# i have a old javex bottle



## tristian bottle (Sep 17, 2005)

can i have the web site of the histery of it or info anything would help plz thanks[][][]


----------



## BottleArchaeologist (Sep 17, 2005)

https://www.antique-bottles.net/forum/m_9889/mpage_1/key_/anchor/tm.htm#9889

 Try this link for the info you are asking for. 

 Regards,
 BA


----------



## tristian bottle (Sep 17, 2005)

no sory it did not help
 [][][]


----------



## BottleArchaeologist (Sep 17, 2005)

Taken from the thread I put a link to for you.....

 "Javex, was an English company, that later started doing business in Canada post 1900- The brown bottle is likely one of their bleach products. Colgate purchased Javex some time ago. Do a search and you'll find quite a few posts for Javex. Hope this helps "

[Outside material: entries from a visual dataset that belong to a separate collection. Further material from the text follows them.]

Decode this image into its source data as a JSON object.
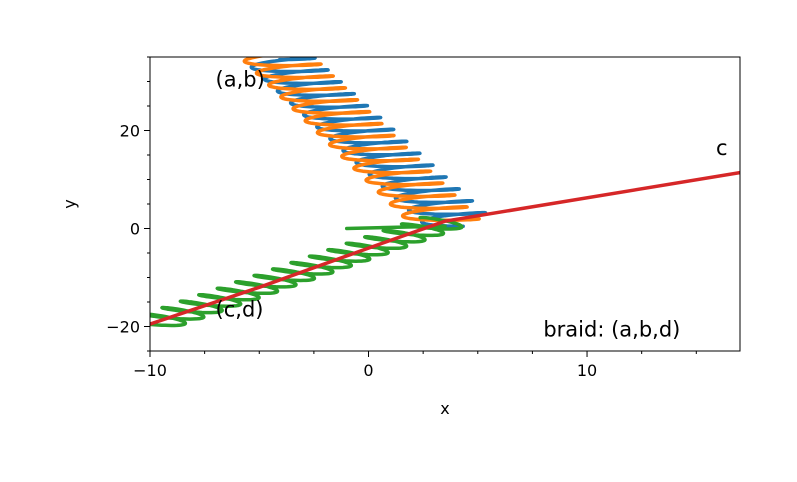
{
  "chart_data": {
    "type": "line",
    "xlabel": "x",
    "ylabel": "y",
    "xlim": [
      -10,
      17
    ],
    "ylim": [
      -25,
      35
    ],
    "xticks": [
      -10,
      0,
      10
    ],
    "yticks": [
      -20,
      0,
      20
    ],
    "grid": false,
    "legend": "none",
    "annotations": [
      {
        "text": "(a,b)",
        "x": -7,
        "y": 29
      },
      {
        "text": "c",
        "x": 15.9,
        "y": 15
      },
      {
        "text": "(c,d)",
        "x": -7,
        "y": -18
      },
      {
        "text": "braid: (a,b,d)",
        "x": 8,
        "y": -22
      }
    ],
    "series": [
      {
        "color": "#1f77b4",
        "kind": "helix",
        "x": [
          -4.2,
          4.2
        ],
        "y": [
          35,
          1
        ],
        "amplitude": 0.55,
        "turns": 14,
        "phase": 0
      },
      {
        "color": "#ff7f0e",
        "kind": "helix",
        "x": [
          -4.2,
          3.6
        ],
        "y": [
          35,
          1
        ],
        "amplitude": 0.55,
        "turns": 14,
        "phase": 3.14
      },
      {
        "color": "#2ca02c",
        "kind": "helix",
        "x": [
          -10,
          3.5
        ],
        "y": [
          -19.5,
          1.5
        ],
        "amplitude": 0.45,
        "turns": 16,
        "phase": 1.57
      },
      {
        "color": "#2ca02c",
        "kind": "line",
        "x": [
          -1,
          3.5
        ],
        "y": [
          0,
          0.5
        ]
      },
      {
        "color": "#d62728",
        "kind": "line",
        "x": [
          -10,
          -5,
          0,
          3.5,
          17
        ],
        "y": [
          -19.5,
          -12,
          -4,
          1.5,
          11.4
        ]
      }
    ]
  }
}
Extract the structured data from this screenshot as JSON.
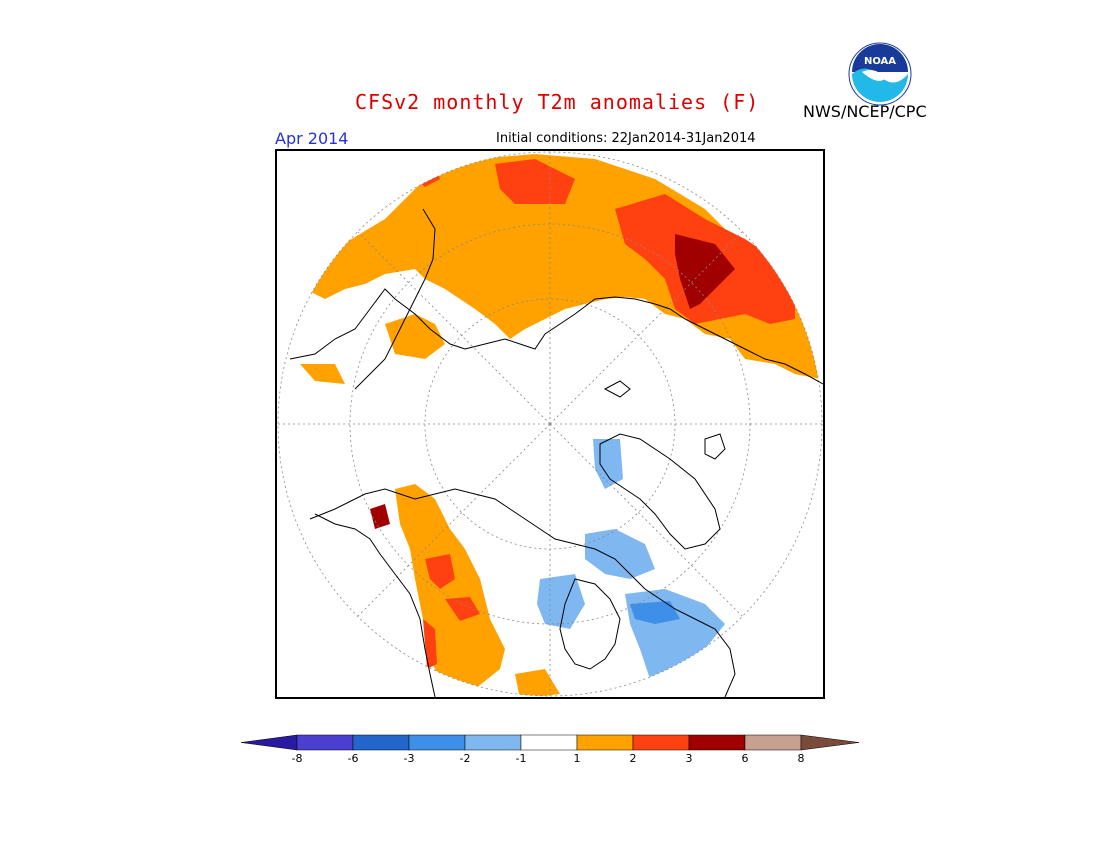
{
  "title": "CFSv2 monthly T2m anomalies (F)",
  "month": "Apr 2014",
  "initial_conditions": "Initial conditions: 22Jan2014-31Jan2014",
  "agency": "NWS/NCEP/CPC",
  "logo_text": "NOAA",
  "colors": {
    "title": "#dd0000",
    "month": "#2233dd"
  },
  "colorbar": {
    "labels": [
      "-8",
      "-6",
      "-3",
      "-2",
      "-1",
      "1",
      "2",
      "3",
      "6",
      "8"
    ],
    "bins": [
      {
        "color": "#2a1aa0"
      },
      {
        "color": "#4a3fd0"
      },
      {
        "color": "#2266cc"
      },
      {
        "color": "#3d8fe8"
      },
      {
        "color": "#7fb7f0"
      },
      {
        "color": "#ffffff"
      },
      {
        "color": "#ffa200"
      },
      {
        "color": "#ff4010"
      },
      {
        "color": "#a00000"
      },
      {
        "color": "#c8a090"
      },
      {
        "color": "#7a4a3a"
      }
    ]
  }
}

 This is the info that you wanted right? It was a bleach bottle and was common and is only worth about a buck. 

 Regards,
 BA


----------



## tristian bottle (Nov 29, 2005)

more info plz


----------



## David E (Nov 30, 2005)

Having lived in Canada in the 1940's "Javex" is a bleach bottle.
 Dave


----------



## greenpoison (Nov 30, 2005)

"Javex" bottles are generally not all that collectable,
 and do not often go for much $ on the bottle market.
 But I say: who cares what others think!, if you like it, display it []


----------